Unterhaltungsliteratur im Nationalsozialismus – Teil 1: Stellenwert der Unterhaltungsliteratur

„Wir sangen Lieder ohne Politik (…) Was so harmlos ist, dass Zweifel in mir sind, ob nicht heimlich doch ein gemeiner Sinn drin steckt.“

„Ich sagte mir, wenn ein Wälzer (…) 1930 erschienen, es auf 350 000 Exemplare gebracht hat, dann müsse er irgendwie charakteristisch für das Denken seiner Zeit sein.“ Dies schrieb der deutsche jüdische Philologe Victor Klemperer in seinen Tagebuchaufzeichnungen, in denen er seine Lektüreeindrücke während der Zeit des Nationalsozialismus festhielt. Nach dem Krieg veröffentlichte er sie unter dem Titel „LTI“ – Lingua Tertii Imperii.

Die Unterhaltungsliteratur im Nationalsozialismus war nach 1945 nicht unbedingt ein beliebtes Forschungsthema. In der Germanistik befasste man sich mit verbotener Literatur, mit innerer Emigration der Schriftsteller von Höhenkamm-Literatur. In den Geschichtswissenschaften spielten die Verbrechen und Opfer des NS-Regimes eine große Rolle – wo blieb bei all dieser Barbarei noch Platz für die Bestseller des Nationalsozialismus, für populäre Sachbücher und Unterhaltungsromane?

Unpolitische und leichte Lektüre: Affirmativ aufgrund ihrer Trivialität

Nur ein Viertel der im Nationalsozialismus erscheinenden Unterhaltungsliteratur kann als genuin nationalsozialistisch bezeichnet werden. Die unpolitischen Unterhaltungsromane waren viel verbreiteter.

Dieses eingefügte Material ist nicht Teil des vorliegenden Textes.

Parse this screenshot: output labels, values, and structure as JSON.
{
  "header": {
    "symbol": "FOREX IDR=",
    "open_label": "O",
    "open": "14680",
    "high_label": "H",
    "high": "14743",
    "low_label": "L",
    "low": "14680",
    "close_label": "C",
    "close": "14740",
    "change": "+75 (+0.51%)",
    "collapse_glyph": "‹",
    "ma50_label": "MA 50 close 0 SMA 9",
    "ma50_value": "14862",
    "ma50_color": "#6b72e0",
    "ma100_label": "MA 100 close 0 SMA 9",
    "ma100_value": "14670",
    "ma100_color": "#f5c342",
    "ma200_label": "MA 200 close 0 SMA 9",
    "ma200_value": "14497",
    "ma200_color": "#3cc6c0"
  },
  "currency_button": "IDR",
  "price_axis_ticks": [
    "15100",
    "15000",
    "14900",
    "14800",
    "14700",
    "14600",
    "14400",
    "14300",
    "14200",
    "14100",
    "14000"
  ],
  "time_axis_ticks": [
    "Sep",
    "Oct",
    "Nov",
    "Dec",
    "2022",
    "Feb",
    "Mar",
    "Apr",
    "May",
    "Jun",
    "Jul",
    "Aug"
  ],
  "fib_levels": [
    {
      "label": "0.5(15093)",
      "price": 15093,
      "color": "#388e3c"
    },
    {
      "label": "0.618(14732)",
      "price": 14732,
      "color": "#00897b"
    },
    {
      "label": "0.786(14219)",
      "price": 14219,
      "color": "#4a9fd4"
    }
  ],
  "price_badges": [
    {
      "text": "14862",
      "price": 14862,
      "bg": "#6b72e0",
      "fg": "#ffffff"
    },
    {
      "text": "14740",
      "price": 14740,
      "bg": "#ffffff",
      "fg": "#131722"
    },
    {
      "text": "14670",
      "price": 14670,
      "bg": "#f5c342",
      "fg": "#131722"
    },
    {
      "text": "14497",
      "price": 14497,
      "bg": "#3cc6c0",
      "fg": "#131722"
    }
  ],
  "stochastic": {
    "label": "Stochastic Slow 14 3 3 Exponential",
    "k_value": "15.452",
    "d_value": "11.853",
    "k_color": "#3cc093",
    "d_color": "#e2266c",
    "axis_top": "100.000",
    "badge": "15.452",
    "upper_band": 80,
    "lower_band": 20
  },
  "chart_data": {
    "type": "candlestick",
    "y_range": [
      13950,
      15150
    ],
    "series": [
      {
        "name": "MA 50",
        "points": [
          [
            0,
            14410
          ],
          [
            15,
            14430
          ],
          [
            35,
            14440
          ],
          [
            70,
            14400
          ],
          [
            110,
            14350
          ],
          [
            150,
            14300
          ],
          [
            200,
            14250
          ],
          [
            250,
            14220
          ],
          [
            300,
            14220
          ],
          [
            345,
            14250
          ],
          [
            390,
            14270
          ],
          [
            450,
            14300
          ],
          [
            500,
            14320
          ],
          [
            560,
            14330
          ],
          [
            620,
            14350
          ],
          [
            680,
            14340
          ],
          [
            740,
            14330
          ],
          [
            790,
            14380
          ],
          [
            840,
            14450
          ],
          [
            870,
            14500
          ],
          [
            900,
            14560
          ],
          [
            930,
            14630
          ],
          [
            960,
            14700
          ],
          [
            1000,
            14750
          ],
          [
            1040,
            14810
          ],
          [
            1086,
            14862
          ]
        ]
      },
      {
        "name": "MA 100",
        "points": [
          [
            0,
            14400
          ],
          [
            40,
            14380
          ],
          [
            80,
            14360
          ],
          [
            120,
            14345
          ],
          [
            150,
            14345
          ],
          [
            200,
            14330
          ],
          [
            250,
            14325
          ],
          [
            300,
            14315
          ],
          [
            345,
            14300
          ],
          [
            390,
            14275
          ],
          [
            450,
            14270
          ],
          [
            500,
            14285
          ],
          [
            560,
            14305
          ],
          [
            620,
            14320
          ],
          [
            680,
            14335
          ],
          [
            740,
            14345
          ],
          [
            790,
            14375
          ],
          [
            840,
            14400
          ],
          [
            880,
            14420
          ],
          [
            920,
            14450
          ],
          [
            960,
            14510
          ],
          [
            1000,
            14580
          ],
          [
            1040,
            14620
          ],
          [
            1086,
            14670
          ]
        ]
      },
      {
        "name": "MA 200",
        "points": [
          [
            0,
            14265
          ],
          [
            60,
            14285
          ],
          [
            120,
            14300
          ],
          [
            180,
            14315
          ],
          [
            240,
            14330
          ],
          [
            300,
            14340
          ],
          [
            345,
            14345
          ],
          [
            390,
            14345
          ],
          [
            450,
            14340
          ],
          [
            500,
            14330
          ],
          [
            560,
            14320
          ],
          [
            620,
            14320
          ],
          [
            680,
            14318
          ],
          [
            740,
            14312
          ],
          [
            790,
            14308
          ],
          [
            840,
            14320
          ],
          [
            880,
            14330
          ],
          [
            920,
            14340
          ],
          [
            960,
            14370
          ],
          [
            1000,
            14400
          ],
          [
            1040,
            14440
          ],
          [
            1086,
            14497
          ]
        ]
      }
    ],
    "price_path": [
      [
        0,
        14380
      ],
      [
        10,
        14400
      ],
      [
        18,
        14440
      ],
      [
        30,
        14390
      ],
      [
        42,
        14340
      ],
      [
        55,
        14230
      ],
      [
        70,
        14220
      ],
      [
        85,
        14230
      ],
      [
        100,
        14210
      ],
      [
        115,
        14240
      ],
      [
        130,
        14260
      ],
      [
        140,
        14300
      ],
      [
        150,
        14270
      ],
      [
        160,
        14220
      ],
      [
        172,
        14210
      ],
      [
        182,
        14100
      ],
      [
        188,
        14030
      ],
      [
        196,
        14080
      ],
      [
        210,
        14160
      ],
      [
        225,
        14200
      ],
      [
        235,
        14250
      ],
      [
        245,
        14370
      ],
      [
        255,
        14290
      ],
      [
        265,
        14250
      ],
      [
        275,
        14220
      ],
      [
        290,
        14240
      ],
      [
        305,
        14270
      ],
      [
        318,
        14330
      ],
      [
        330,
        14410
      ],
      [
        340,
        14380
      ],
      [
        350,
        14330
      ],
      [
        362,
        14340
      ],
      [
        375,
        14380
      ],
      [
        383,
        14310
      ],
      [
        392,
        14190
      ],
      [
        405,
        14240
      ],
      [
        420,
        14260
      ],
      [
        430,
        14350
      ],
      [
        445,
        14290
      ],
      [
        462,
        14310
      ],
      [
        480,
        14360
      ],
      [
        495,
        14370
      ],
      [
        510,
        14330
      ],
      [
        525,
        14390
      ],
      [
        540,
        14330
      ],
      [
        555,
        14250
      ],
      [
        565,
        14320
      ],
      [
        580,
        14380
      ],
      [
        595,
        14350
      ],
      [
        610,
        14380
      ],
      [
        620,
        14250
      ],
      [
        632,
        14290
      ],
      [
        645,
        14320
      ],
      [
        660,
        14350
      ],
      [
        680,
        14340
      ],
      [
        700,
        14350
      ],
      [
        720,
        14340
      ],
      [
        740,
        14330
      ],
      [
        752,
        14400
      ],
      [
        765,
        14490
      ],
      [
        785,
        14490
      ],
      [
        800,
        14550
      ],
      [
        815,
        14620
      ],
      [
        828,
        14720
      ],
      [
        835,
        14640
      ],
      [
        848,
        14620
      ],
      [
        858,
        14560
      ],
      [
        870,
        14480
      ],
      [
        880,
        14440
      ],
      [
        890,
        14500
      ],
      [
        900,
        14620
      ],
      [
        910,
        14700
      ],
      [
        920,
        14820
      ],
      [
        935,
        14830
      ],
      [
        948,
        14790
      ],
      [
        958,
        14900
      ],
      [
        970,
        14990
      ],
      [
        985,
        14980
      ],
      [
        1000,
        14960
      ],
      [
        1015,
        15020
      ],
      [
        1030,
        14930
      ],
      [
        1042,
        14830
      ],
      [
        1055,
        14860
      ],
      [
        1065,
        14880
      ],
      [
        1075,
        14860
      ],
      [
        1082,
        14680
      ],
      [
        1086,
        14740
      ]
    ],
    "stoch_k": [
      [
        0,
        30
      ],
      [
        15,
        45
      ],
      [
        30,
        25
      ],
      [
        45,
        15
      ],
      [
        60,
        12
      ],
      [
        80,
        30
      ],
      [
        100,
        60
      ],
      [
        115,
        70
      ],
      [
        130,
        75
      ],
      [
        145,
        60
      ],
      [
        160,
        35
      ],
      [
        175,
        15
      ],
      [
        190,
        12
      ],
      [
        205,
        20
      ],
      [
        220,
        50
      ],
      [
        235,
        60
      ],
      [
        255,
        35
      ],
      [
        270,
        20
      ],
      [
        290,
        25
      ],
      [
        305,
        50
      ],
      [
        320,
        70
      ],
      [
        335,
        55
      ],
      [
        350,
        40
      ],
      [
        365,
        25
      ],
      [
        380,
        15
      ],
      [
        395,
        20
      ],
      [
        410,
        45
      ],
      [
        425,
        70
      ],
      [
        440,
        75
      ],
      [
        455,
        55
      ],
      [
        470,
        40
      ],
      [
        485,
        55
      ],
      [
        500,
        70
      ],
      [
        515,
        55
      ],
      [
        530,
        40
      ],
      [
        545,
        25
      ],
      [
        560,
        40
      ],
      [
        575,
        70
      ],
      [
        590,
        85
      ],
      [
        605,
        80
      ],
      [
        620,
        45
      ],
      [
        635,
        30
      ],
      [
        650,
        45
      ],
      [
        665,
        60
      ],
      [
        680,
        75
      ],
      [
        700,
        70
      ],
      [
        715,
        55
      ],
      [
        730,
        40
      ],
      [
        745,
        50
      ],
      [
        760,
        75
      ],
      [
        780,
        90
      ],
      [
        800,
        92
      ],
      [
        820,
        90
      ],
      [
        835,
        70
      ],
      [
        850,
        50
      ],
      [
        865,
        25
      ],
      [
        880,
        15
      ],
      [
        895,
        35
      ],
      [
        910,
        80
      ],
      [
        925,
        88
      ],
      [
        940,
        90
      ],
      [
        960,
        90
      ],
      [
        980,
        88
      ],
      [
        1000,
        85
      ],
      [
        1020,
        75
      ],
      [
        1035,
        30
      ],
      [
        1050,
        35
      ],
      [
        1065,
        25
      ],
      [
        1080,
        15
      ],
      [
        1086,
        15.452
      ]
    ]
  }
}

Spätestens mit Kriegsbeginn waren die Propaganda-Schriften gar nicht mehr gefragt: Ihre hohen Auflagen erklären sich aus den Massenausgaben für NSDAP-Organisationen und Wehrmacht – sie waren künstliche Bestseller.

„Wir sangen Lieder ohne Politik (…) Was so harmlos ist, dass Zweifel in mir sind, ob nicht heimlich doch ein gemeiner Sinn drin steckt.“ So die Hauptfigur in Irmgard Keuns „Das kunstseidene Mädchen“. Tatsächlich war das Ziel von Joseph Goebbels, die Bevölkerung durch unpolitische, leichte Literatur einzulullen, wohl erfolgsversprechender als die Publikation von ideologiegetränkten Kampfschriften – gerade in Zeiten des Kriegs, in denen materielle Entbehrungen den Bedarf an leichter Lektüre erhöhten. Diese Strategie der unpolitischen Politisierung hatte Kalkül – 1941 kam der Vorschlag auf, billige unterhaltende Groschenromane zu publizieren, um „manches Gesetz stimmungsmäßig im Volk vorzubereiten.“

Goebbels Gegenspieler: Der NS-Ideologe Alfred Rosenberg

Im Kreis Goebbels anerkannte man den Warencharakter des Buches. Die zensurellen Maßnahmen waren in seiner Reichskulturkammer weniger ideologisch fundiert, als politisch und wirtschaftlich begründet. Zudem war für den Propagandaminister die unpolitische Unterhaltung essentiell für die Arbeitskraft und die Folgsamkeit der Deutschen:

Vor allem legen wir Wert darauf, die Unterhaltungsliteratur als solche zu pflegen. Denn wir waren der Überzeugung, je mehr ein Volk von den Sorgen des Alltags aufgefressen wird, um so mehr hat es Anspruch auf Entspannung und Erholung. (…) Ich muss mich aber in diesem Zusammenhang dagegenverwahren, dass Freude gleichbedeutend ist mit geistlosem Kitsch. (…) Wir haben die deutsche Literatur davor gerettet, dass sie nun in einem üblen stinkigen Treiben von Konjunkturhyänen versank. Unterhaltung braucht nicht immer mit der Schwere des Gedankens belastet zu sein, aber sie muss rein, sie muss frisch, sie muss gekonnt sein. Auch das reine Unterhaltungsbuch hat seine Berechtigung. (..) der entspannte Mensch arbeitet leichter und freudiger als der gespannte und verkrampfte Mensch.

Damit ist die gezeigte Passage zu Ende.